Le financement des entreprises françaises par les marchés, une antienne toujours d’actualité
Même si le poids des actions cotées au sein du PIB en France a doublé de 1998 à 2019, passant de 50 à 98 % du PIB, les entreprises françaises se financent essentiellement par emprunt. Les faibles taux d’intérêt en cours depuis une dizaine d’années ont conduit à une forte progression de leur endettement qui est passé de 1 100 à 1 800 milliards d’euros de 2008 à 2019. La Banque de France s’inquiétait avant la crise sanitaire de la forte croissance du crédit aux entreprises. Cet endettement rend les entreprises françaises vulnérables en période de crise. Elles peuvent être mises en liquidation en cas d’impossibilité de faire face à leurs échéances. La multiplication des créances douteuses pourrait, en outre, mettre en difficulté les établissements financiers. La crise sanitaire actuelle avec la multiplication des prêts garantis par l’État ne fait qu’accroître la dépendance des entreprises au crédit. Si dans un premier temps, le recours à l’endettement évite des faillites, il pourrait se révéler coûteux à terme.
À la différence de leurs homologues allemandes ou anglo-saxonnes, les banques françaises acquièrent peu d’actions. Les actions cotées au sein de l’actif des banques représentent moins de 8 % du PIB quand les crédits au passif des entreprises atteignent plus de 125 % du PIB (78 % en 1998). Le faible poids des actions dans les fonds propres des banques est en partie imputable à la réglementation en vigueur. En Allemagne, les caisses d’épargne et les banques locales ont réussi à s’en affranchir en raison de leur faible taille.
Les actions cotées à l’actif des assureurs représentent moins de 4 % du PIB en 2019 contre plus de 6 % en 2000. La décrue est intervenue au moment de la crise financière et avec la mise en œuvre du cadre prudentiel Solvency II. Cette réglementation les dissuade de détenir des actions en raison de la consommation induite de fonds propres. Pour changer la donne, le mode de calcul des stress-tests des assureurs (volatilité longue et non courte) devrait être modifié.

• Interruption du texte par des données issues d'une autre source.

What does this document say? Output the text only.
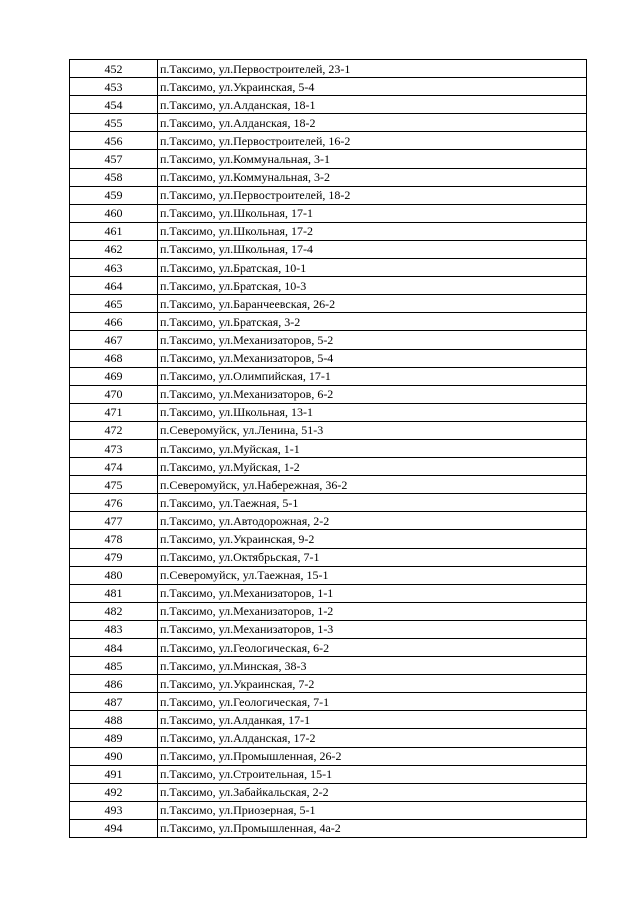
452	п.Таксимо, ул.Первостроителей, 23-1
453	п.Таксимо, ул.Украинская, 5-4
454	п.Таксимо, ул.Алданская, 18-1
455	п.Таксимо, ул.Алданская, 18-2
456	п.Таксимо, ул.Первостроителей, 16-2
457	п.Таксимо, ул.Коммунальная, 3-1
458	п.Таксимо, ул.Коммунальная, 3-2
459	п.Таксимо, ул.Первостроителей, 18-2
460	п.Таксимо, ул.Школьная, 17-1
461	п.Таксимо, ул.Школьная, 17-2
462	п.Таксимо, ул.Школьная, 17-4
463	п.Таксимо, ул.Братская, 10-1
464	п.Таксимо, ул.Братская, 10-3
465	п.Таксимо, ул.Баранчеевская, 26-2
466	п.Таксимо, ул.Братская, 3-2
467	п.Таксимо, ул.Механизаторов, 5-2
468	п.Таксимо, ул.Механизаторов, 5-4
469	п.Таксимо, ул.Олимпийская, 17-1
470	п.Таксимо, ул.Механизаторов, 6-2
471	п.Таксимо, ул.Школьная, 13-1
472	п.Северомуйск, ул.Ленина, 51-3
473	п.Таксимо, ул.Муйская, 1-1
474	п.Таксимо, ул.Муйская, 1-2
475	п.Северомуйск, ул.Набережная, 36-2
476	п.Таксимо, ул.Таежная, 5-1
477	п.Таксимо, ул.Автодорожная, 2-2
478	п.Таксимо, ул.Украинская, 9-2
479	п.Таксимо, ул.Октябрьская, 7-1
480	п.Северомуйск, ул.Таежная, 15-1
481	п.Таксимо, ул.Механизаторов, 1-1
482	п.Таксимо, ул.Механизаторов, 1-2
483	п.Таксимо, ул.Механизаторов, 1-3
484	п.Таксимо, ул.Геологическая, 6-2
485	п.Таксимо, ул.Минская, 38-3
486	п.Таксимо, ул.Украинская, 7-2
487	п.Таксимо, ул.Геологическая, 7-1
488	п.Таксимо, ул.Алданкая, 17-1
489	п.Таксимо, ул.Алданская, 17-2
490	п.Таксимо, ул.Промышленная, 26-2
491	п.Таксимо, ул.Строительная, 15-1
492	п.Таксимо, ул.Забайкальская, 2-2
493	п.Таксимо, ул.Приозерная, 5-1
494	п.Таксимо, ул.Промышленная, 4а-2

En France, les ménages comme les banques et les assureurs détiennent peu d’actions. Leur comportement est assez proche de celui de leurs homologues allemands ou italiens. Il tranche en revanche avec celui des Américains, des Britanniques ou des Néerlandais. Les actions cotées dans le patrimoine financier des ménages s’élèvent à moins de 20 % du PIB contre 80 % pour les produits de taux. Le nombre de détenteurs de PEA est passé de 7 à 4 millions de 2007 à 2020. Si 150 000 nouveaux actionnaires ont acquis des actions au mois de mars dernier au moment de la chute des cours, leur nombre reste faible.
Depuis des années, les pouvoirs publics invitent au renforcement des fonds propres des entreprises à travers une plus large détention par les agents économiques d’actions. La loi PACTE de 2019 visait justement à favoriser leur diffusion notamment à travers le nouveau Plan d’Épargne Retraite. Celui-ci avait reçu un bon accueil avant la crise. Avec le retour à la normale, sa souscription devrait reprendre.
Pour réduire le poids de l’endettement des entreprises, les achats d’actions ne doivent pas se limiter au seul marché secondaire. Les épargnants, les investisseurs doivent souscrire à de nouvelles actions. Le marché « actions » tend à rétrécir. Des entreprises se retirent de la cote du fait des contraintes que cette dernière impose. D’autres effectuent des rachats d’actions pour augmenter artificiellement leur valeur. La valorisation du financement par les actions suppose que le cadre réglementaire soit simplifié. Par ailleurs, l’Europe reste trop divisée sur le plan financier. À la différence des États-Unis, la profondeur du marché « actions », constituée de plusieurs marchés nationaux, demeure faible.